Systems Theory//emergence
Macro-level behavior that arises from micro-level interactions without being explicitly designed or programmed — the whole does something the parts do not.
Macro-level behavior that arises from micro-level interactions without being explicitly designed or programmed — the whole does something the parts do not.
First-order emergence: a single surprising behavior appears. Emergent behavior in RL-trained models — chain-of-thought reasoning appearing in DeepSeek-R1-Zero, tool use appearing in Cursor's Composer — are first-order: one capability the training signal did not specify.

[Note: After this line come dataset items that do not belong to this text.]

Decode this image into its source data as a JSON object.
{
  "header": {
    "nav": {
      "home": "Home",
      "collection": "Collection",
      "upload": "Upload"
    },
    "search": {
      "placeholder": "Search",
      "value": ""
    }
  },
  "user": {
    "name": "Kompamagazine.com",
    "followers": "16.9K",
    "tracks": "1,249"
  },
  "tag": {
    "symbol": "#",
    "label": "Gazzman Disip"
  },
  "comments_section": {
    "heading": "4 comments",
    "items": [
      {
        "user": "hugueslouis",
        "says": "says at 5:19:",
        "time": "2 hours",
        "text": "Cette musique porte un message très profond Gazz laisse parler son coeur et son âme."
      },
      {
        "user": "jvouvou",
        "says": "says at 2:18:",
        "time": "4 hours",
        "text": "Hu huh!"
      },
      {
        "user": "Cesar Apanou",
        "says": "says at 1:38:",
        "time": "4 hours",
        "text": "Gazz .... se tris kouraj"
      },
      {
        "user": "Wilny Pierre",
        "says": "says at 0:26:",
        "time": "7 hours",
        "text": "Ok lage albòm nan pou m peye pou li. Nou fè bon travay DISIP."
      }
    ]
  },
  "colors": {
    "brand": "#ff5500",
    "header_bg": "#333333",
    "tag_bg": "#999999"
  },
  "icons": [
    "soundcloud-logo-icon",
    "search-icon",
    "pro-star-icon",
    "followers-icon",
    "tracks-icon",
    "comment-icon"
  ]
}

Second-order emergence: individually emergent behaviors compose into workflows or strategies no one designed. Cursor's model learned to search, then edit, then self-test, then fix — each step emerged independently via RL, but together they form a coherent strategy. In extended thinking, individual reasoning steps are first-order, but the model's ability to sequence them into multi-step proofs is second-order.
Strong vs weak emergence: weak emergence is in principle deducible from the parts (given enough compute). Strong emergence is not. Most ML emergence is weak — surprising to us but implicit in the optimization landscape.

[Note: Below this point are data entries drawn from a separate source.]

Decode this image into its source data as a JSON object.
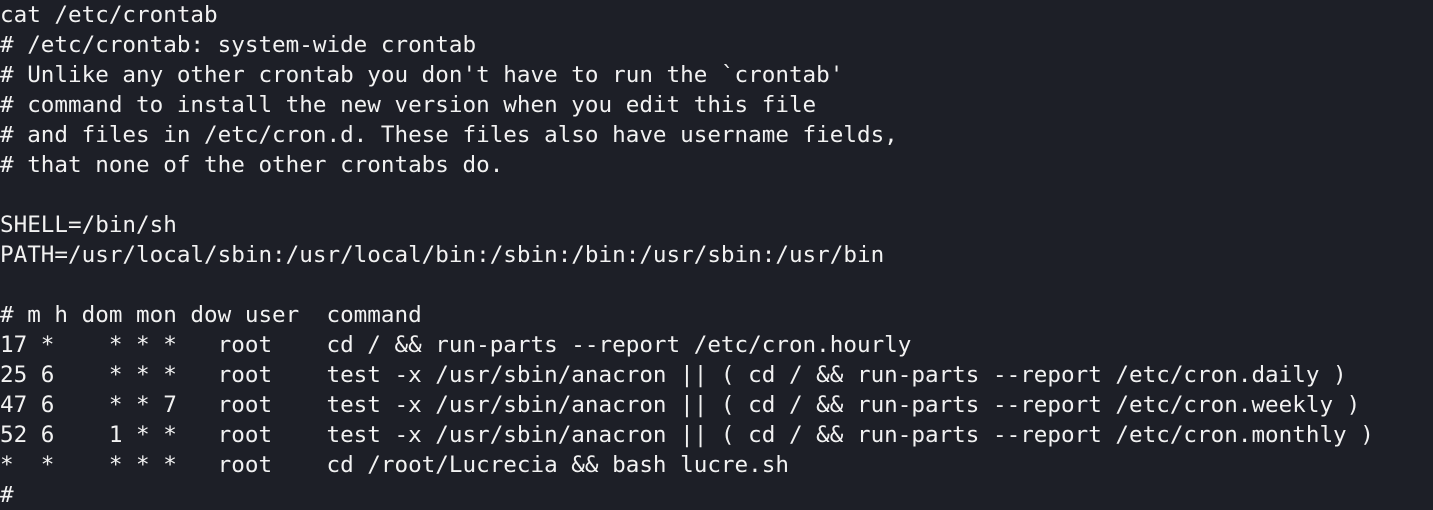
{
  "terminal": {
    "lines": [
      "cat /etc/crontab",
      "# /etc/crontab: system-wide crontab",
      "# Unlike any other crontab you don't have to run the `crontab'",
      "# command to install the new version when you edit this file",
      "# and files in /etc/cron.d. These files also have username fields,",
      "# that none of the other crontabs do.",
      "",
      "SHELL=/bin/sh",
      "PATH=/usr/local/sbin:/usr/local/bin:/sbin:/bin:/usr/sbin:/usr/bin",
      "",
      "# m h dom mon dow user  command",
      "17 *    * * *   root    cd / && run-parts --report /etc/cron.hourly",
      "25 6    * * *   root    test -x /usr/sbin/anacron || ( cd / && run-parts --report /etc/cron.daily )",
      "47 6    * * 7   root    test -x /usr/sbin/anacron || ( cd / && run-parts --report /etc/cron.weekly )",
      "52 6    1 * *   root    test -x /usr/sbin/anacron || ( cd / && run-parts --report /etc/cron.monthly )",
      "*  *    * * *   root    cd /root/Lucrecia && bash lucre.sh",
      "#"
    ]
  }
}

Connection to scaling laws: many emergent capabilities appear abruptly at certain model scales. Below the threshold, the capability is absent. Above it, it appears suddenly. This is phase-transition-like behavior.
Model collapse is emergence in reverse: a macro-level failure (distribution narrowing) that emerges from micro-level dynamics (training on synthetic data), with no single training step being the cause.